Issue (i): Whether the amended section 4 of the Agricultural Income-tax Act, 1950 applied to the assessment year in question.
Analysis: The assessment year related to 1974-75, and the amended provisions of section 4 introduced by the Kerala amendment of 1974 governed the assessment. The applicable amendment was, therefore, the operative law for determining exemption.
Conclusion: The amended section 4 applied to the assessment year in question, against the assessee.
Issue (ii): Whether the trust was entitled to exemption under section 4(1)(b) or (c).
Analysis: Section 4(1)(b) and (c) exclude from total agricultural income income derived from trust property applied to charitable or religious purposes in the State. On a construction of the trust deed, the objects included education, medical aid, propagation of Jain principles, maintenance of temples and several forms of public benefit, showing a mixed religious and charitable character with public utility.
Conclusion: The trust was entitled to exemption under section 4(1)(b), in favour of the assessee.

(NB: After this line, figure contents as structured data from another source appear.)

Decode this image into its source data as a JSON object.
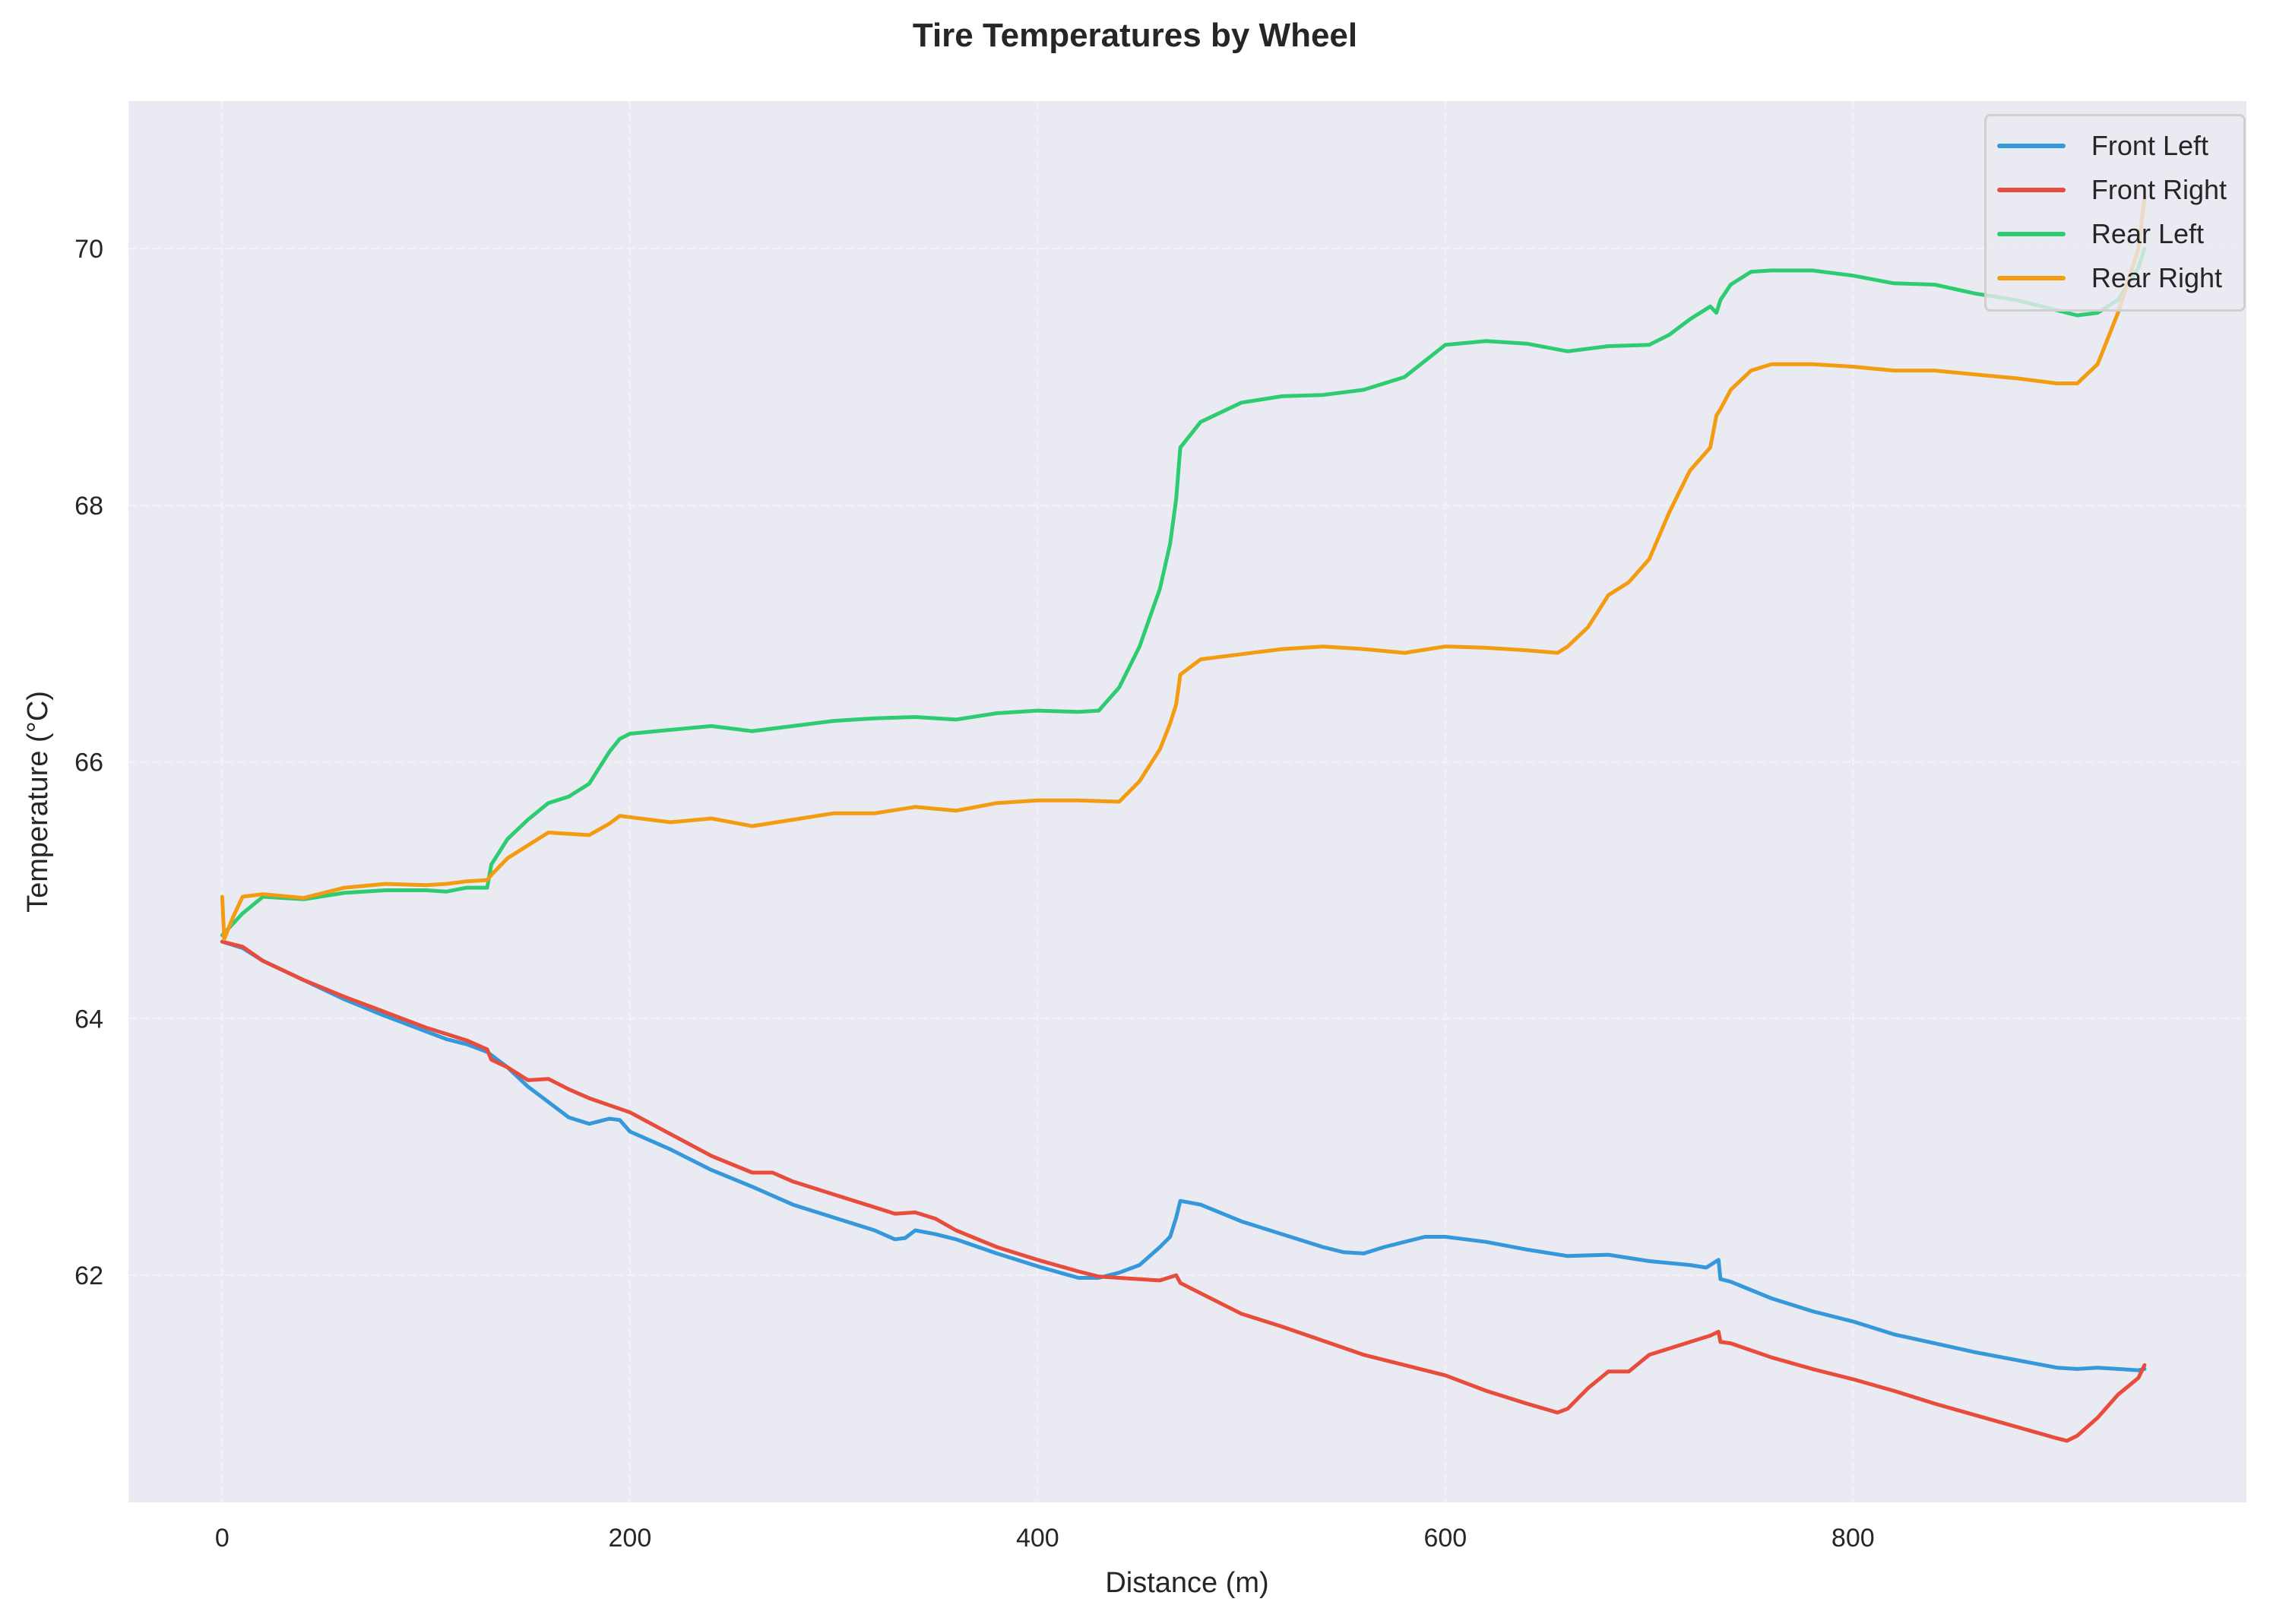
{
  "chart": {
    "title": "Tire Temperatures by Wheel",
    "xlabel": "Distance (m)",
    "ylabel": "Temperature (°C)"
  },
  "chart_data": {
    "type": "line",
    "title": "Tire Temperatures by Wheel",
    "xlabel": "Distance (m)",
    "ylabel": "Temperature (°C)",
    "xlim": [
      -46,
      993
    ],
    "ylim": [
      60.23,
      71.15
    ],
    "xticks": [
      0,
      200,
      400,
      600,
      800
    ],
    "yticks": [
      62,
      64,
      66,
      68,
      70
    ],
    "grid": true,
    "legend_position": "upper right",
    "background": "#EAEAF2",
    "series": [
      {
        "name": "Front Left",
        "color": "#3498DB",
        "x": [
          0,
          10,
          20,
          40,
          60,
          80,
          100,
          110,
          120,
          130,
          140,
          150,
          160,
          170,
          180,
          190,
          195,
          200,
          220,
          240,
          260,
          280,
          300,
          320,
          330,
          335,
          340,
          350,
          360,
          380,
          400,
          420,
          430,
          440,
          450,
          460,
          465,
          468,
          470,
          480,
          500,
          520,
          540,
          550,
          560,
          570,
          580,
          590,
          600,
          620,
          640,
          660,
          680,
          700,
          720,
          728,
          734,
          735,
          740,
          760,
          780,
          800,
          820,
          840,
          860,
          880,
          900,
          910,
          920,
          930,
          940,
          943
        ],
        "y": [
          64.6,
          64.55,
          64.45,
          64.3,
          64.15,
          64.02,
          63.9,
          63.84,
          63.8,
          63.74,
          63.62,
          63.47,
          63.35,
          63.23,
          63.18,
          63.22,
          63.21,
          63.12,
          62.98,
          62.82,
          62.69,
          62.55,
          62.45,
          62.35,
          62.28,
          62.29,
          62.35,
          62.32,
          62.28,
          62.17,
          62.07,
          61.98,
          61.98,
          62.02,
          62.08,
          62.22,
          62.3,
          62.45,
          62.58,
          62.55,
          62.42,
          62.32,
          62.22,
          62.18,
          62.17,
          62.22,
          62.26,
          62.3,
          62.3,
          62.26,
          62.2,
          62.15,
          62.16,
          62.11,
          62.08,
          62.06,
          62.12,
          61.97,
          61.95,
          61.82,
          61.72,
          61.64,
          61.54,
          61.47,
          61.4,
          61.34,
          61.28,
          61.27,
          61.28,
          61.27,
          61.26,
          61.27
        ]
      },
      {
        "name": "Front Right",
        "color": "#E74C3C",
        "x": [
          0,
          10,
          20,
          40,
          60,
          80,
          100,
          110,
          120,
          130,
          132,
          140,
          150,
          160,
          170,
          180,
          200,
          220,
          240,
          260,
          270,
          280,
          300,
          320,
          330,
          340,
          350,
          360,
          380,
          400,
          420,
          430,
          440,
          460,
          468,
          470,
          480,
          500,
          520,
          540,
          560,
          580,
          600,
          620,
          640,
          655,
          660,
          670,
          680,
          690,
          700,
          720,
          730,
          734,
          735,
          740,
          760,
          780,
          800,
          820,
          840,
          860,
          880,
          900,
          905,
          910,
          920,
          930,
          940,
          943
        ],
        "y": [
          64.6,
          64.56,
          64.45,
          64.3,
          64.17,
          64.05,
          63.93,
          63.88,
          63.83,
          63.76,
          63.68,
          63.62,
          63.52,
          63.53,
          63.45,
          63.38,
          63.27,
          63.1,
          62.93,
          62.8,
          62.8,
          62.73,
          62.63,
          62.53,
          62.48,
          62.49,
          62.44,
          62.35,
          62.22,
          62.12,
          62.03,
          61.99,
          61.98,
          61.96,
          62.0,
          61.94,
          61.86,
          61.7,
          61.6,
          61.49,
          61.38,
          61.3,
          61.22,
          61.1,
          61.0,
          60.93,
          60.96,
          61.12,
          61.25,
          61.25,
          61.38,
          61.48,
          61.53,
          61.56,
          61.48,
          61.47,
          61.36,
          61.27,
          61.19,
          61.1,
          61.0,
          60.91,
          60.82,
          60.73,
          60.71,
          60.75,
          60.89,
          61.07,
          61.2,
          61.3
        ]
      },
      {
        "name": "Rear Left",
        "color": "#2ECC71",
        "x": [
          0,
          10,
          20,
          40,
          60,
          80,
          100,
          110,
          120,
          130,
          132,
          140,
          150,
          160,
          170,
          180,
          190,
          195,
          200,
          220,
          240,
          260,
          280,
          300,
          320,
          340,
          360,
          380,
          400,
          420,
          430,
          440,
          450,
          460,
          465,
          468,
          470,
          480,
          500,
          520,
          540,
          560,
          580,
          600,
          620,
          640,
          660,
          680,
          700,
          710,
          720,
          730,
          733,
          735,
          740,
          750,
          760,
          780,
          800,
          820,
          840,
          860,
          880,
          900,
          910,
          920,
          930,
          940,
          943
        ],
        "y": [
          64.65,
          64.82,
          64.95,
          64.93,
          64.98,
          65.0,
          65.0,
          64.99,
          65.02,
          65.02,
          65.2,
          65.4,
          65.55,
          65.68,
          65.73,
          65.83,
          66.08,
          66.18,
          66.22,
          66.25,
          66.28,
          66.24,
          66.28,
          66.32,
          66.34,
          66.35,
          66.33,
          66.38,
          66.4,
          66.39,
          66.4,
          66.58,
          66.9,
          67.35,
          67.7,
          68.05,
          68.45,
          68.65,
          68.8,
          68.85,
          68.86,
          68.9,
          69.0,
          69.25,
          69.28,
          69.26,
          69.2,
          69.24,
          69.25,
          69.33,
          69.45,
          69.55,
          69.5,
          69.6,
          69.72,
          69.82,
          69.83,
          69.83,
          69.79,
          69.73,
          69.72,
          69.65,
          69.6,
          69.52,
          69.48,
          69.5,
          69.6,
          69.85,
          70.0
        ]
      },
      {
        "name": "Rear Right",
        "color": "#F39C12",
        "x": [
          0,
          1,
          5,
          10,
          20,
          40,
          60,
          80,
          100,
          110,
          120,
          130,
          132,
          140,
          150,
          160,
          170,
          180,
          190,
          195,
          200,
          220,
          240,
          260,
          280,
          300,
          320,
          340,
          360,
          380,
          400,
          420,
          440,
          450,
          460,
          465,
          468,
          470,
          480,
          500,
          520,
          540,
          560,
          580,
          600,
          620,
          640,
          655,
          660,
          670,
          680,
          690,
          700,
          710,
          720,
          730,
          733,
          735,
          740,
          750,
          760,
          780,
          800,
          820,
          840,
          860,
          880,
          900,
          910,
          920,
          930,
          940,
          943
        ],
        "y": [
          64.95,
          64.62,
          64.78,
          64.95,
          64.97,
          64.94,
          65.02,
          65.05,
          65.04,
          65.05,
          65.07,
          65.08,
          65.12,
          65.25,
          65.35,
          65.45,
          65.44,
          65.43,
          65.52,
          65.58,
          65.57,
          65.53,
          65.56,
          65.5,
          65.55,
          65.6,
          65.6,
          65.65,
          65.62,
          65.68,
          65.7,
          65.7,
          65.69,
          65.85,
          66.1,
          66.3,
          66.45,
          66.68,
          66.8,
          66.84,
          66.88,
          66.9,
          66.88,
          66.85,
          66.9,
          66.89,
          66.87,
          66.85,
          66.9,
          67.05,
          67.3,
          67.4,
          67.58,
          67.95,
          68.27,
          68.45,
          68.7,
          68.75,
          68.9,
          69.05,
          69.1,
          69.1,
          69.08,
          69.05,
          69.05,
          69.02,
          68.99,
          68.95,
          68.95,
          69.1,
          69.5,
          70.0,
          70.4
        ]
      }
    ]
  }
}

Issue (iii): Whether the trust fell within the exclusion in section 4(3).
Analysis: Section 4(3)(a) excludes private religious trusts not enuring for the benefit of the public, and section 4(3)(b) excludes charitable trusts created for the benefit of any particular religious community or caste. The trust deed provided benefits to the public and its charitable objects were not confined to a particular religious community or caste.
Conclusion: The trust did not fall within the exclusion in section 4(3), in favour of the assessee.
Issue (iv): Whether the trust deed created a public religious and charitable trust or only a private family trust.
Analysis: The deed disclosed beneficiaries extending beyond specified family members, with objects directed to mankind, public education, medical assistance, propagation of ahimsa, and other community benefits. Applying the distinction between private and public endowments, the trust was not confined to specified individuals.
Conclusion: The trust deed created a public religious and charitable trust, in favour of the assessee.
Final Conclusion: The reference was answered by holding that the amended law governed the assessment, but the trust qualified for exemption as a public religious and charitable trust and was not hit by the statutory exclusions, resulting in partial success for both sides.
Ratio Decidendi: A trust is entitled to exemption where, on a proper construction of the deed, its objects extend to the public or a class of the public and it is neither confined to a private religious endowment without public benefit nor to a charitable trust established for a particular religious community or caste.